Heating and cooling plays a decisive role in the long-term decarbonisation of Europe’s energy system: the sector is responsible for 51% of final energy use in Europe and about 27% of CO2 emissions. You have probably heard about such system already…but how does it work in practice? To keep it simple: thanks to a high-powered central boiler, a network of well-insulated pipes buried underground and a heat exchanger, each building connected to the system receives hot/cold water (or steam) into its own network (radiators, water systems, etc).
In Helsinki for example, greening the city’s DHC system plays a key role in its bid to become climate neutral by 2035. The Finnish capital has its own energy company, Helen Ltd, which offers electricity and DHC to its customers. Helen Ltd wants to convert its coal and natural gas energy production processes to fully climate-neutral ones by 2050. The company announced recently that it will close its coal-powered Hanasaari plant, and modify its new plants, in order to allow for energy recycling, increased utilization of locally produced renewable energy, and energy storage.

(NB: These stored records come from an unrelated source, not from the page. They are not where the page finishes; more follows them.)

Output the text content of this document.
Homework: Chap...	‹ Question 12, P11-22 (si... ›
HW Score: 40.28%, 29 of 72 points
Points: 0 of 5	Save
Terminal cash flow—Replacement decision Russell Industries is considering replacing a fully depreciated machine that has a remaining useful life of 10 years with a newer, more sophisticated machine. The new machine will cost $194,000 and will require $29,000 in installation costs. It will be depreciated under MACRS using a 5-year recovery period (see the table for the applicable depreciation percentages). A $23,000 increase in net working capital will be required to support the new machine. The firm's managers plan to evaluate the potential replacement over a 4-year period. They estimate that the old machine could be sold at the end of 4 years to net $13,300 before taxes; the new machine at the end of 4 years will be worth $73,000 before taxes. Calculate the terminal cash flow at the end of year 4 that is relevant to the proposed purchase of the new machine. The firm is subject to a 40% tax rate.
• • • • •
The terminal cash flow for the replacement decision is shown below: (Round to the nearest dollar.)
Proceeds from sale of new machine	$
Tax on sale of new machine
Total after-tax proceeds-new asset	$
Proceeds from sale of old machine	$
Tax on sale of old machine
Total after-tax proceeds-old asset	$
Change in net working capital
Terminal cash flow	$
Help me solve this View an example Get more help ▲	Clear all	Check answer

District heating and cooling: many benefits, some issues to consider
The main advantage of DHC is that it is extremely energy efficient: one installation for multiple households means that less resources are used for the same amount of energy produced. The system can be powered by sources that a standard house boiler can’t use – such as thermal sources or woodchips – and can also recycle the heat produced by the industrial buildings connected to the network. Another advantage brought by district heating and cooling is that consumers pay only for the amount of energy they use, just the same as with their electricity or gas consumption. However, there are some issues that need to be considered too, when investing in DHC: the initial investment is considerable and the buildings should not be too far away from each other. Furthermore, the pipes need to be perfectly insulated, in order to avoid energy (and money) to be wasted during the transport.

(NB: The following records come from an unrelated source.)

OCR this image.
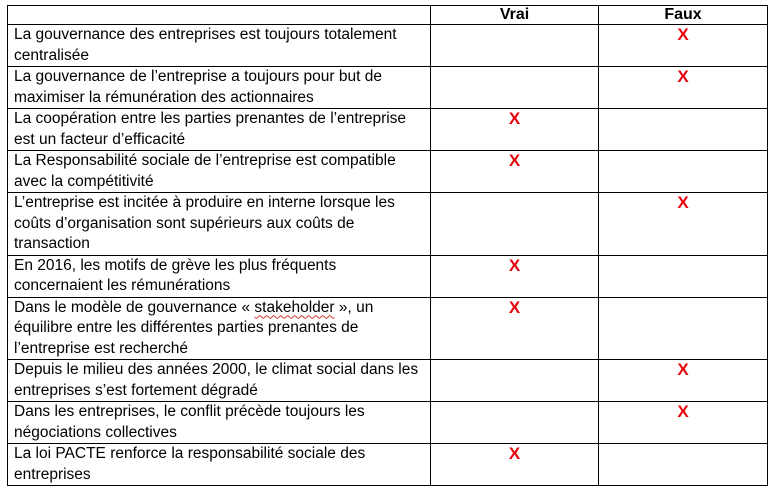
	Vrai	Faux
La gouvernance des entreprises est toujours totalement centralisée		X
La gouvernance de l’entreprise a toujours pour but de maximiser la rémunération des actionnaires		X
La coopération entre les parties prenantes de l’entreprise est un facteur d’efficacité	X	
La Responsabilité sociale de l’entreprise est compatible avec la compétitivité	X	
L’entreprise est incitée à produire en interne lorsque les coûts d’organisation sont supérieurs aux coûts de transaction		X
En 2016, les motifs de grève les plus fréquents concernaient les rémunérations	X	
Dans le modèle de gouvernance « stakeholder », un équilibre entre les différentes parties prenantes de l’entreprise est recherché	X	
Depuis le milieu des années 2000, le climat social dans les entreprises s’est fortement dégradé		X
Dans les entreprises, le conflit précède toujours les négociations collectives		X
La loi PACTE renforce la responsabilité sociale des entreprises	X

Hotmaps releases a comprehensive open dataset on heating and cooling
Planning DHC systems is not easy: a lot of knowledge and information is needed in order to develop heating and cooling strategies at local, regional and national scale. That is where Hotmaps comes in! This Horizon 2020 funded project will develop a heating and cooling planning software that is user‐driven, open source and applicable for cities in all 28 EU Member States. Recently, the project released a new open dataset on heating and cooling (H&C), which serves as the foundation for the software. This database covers all EU Member States at different spatial levels and has the potential to dramatically speed up the planning process of H&C networks!
The data has been compiled by a group of experts from the Italian EURAC research centre, the Energy Economics Group of the Technical University in Vienna and the German Fraunhofer ISI. It has been generated for four different sectors: residential, service, industry and transport. A comprehensive summary of the data collection process was published in March 2018 and the Hotmaps project team is updating the datasets on a regular basis. The possibility to browse through the data online and explore additional planning functionalities will be available soon within the beta version of the tool.
The software is currently being tested in the 7 pilot areas involved in the project through Energy Cities: Kerry County (Ireland), Milton Keynes (UK), Aalborg (Denmark), San Sebastian (Spain), Bistrita (Romania), Geneva (Switzerland) and Frankfurt (Germany).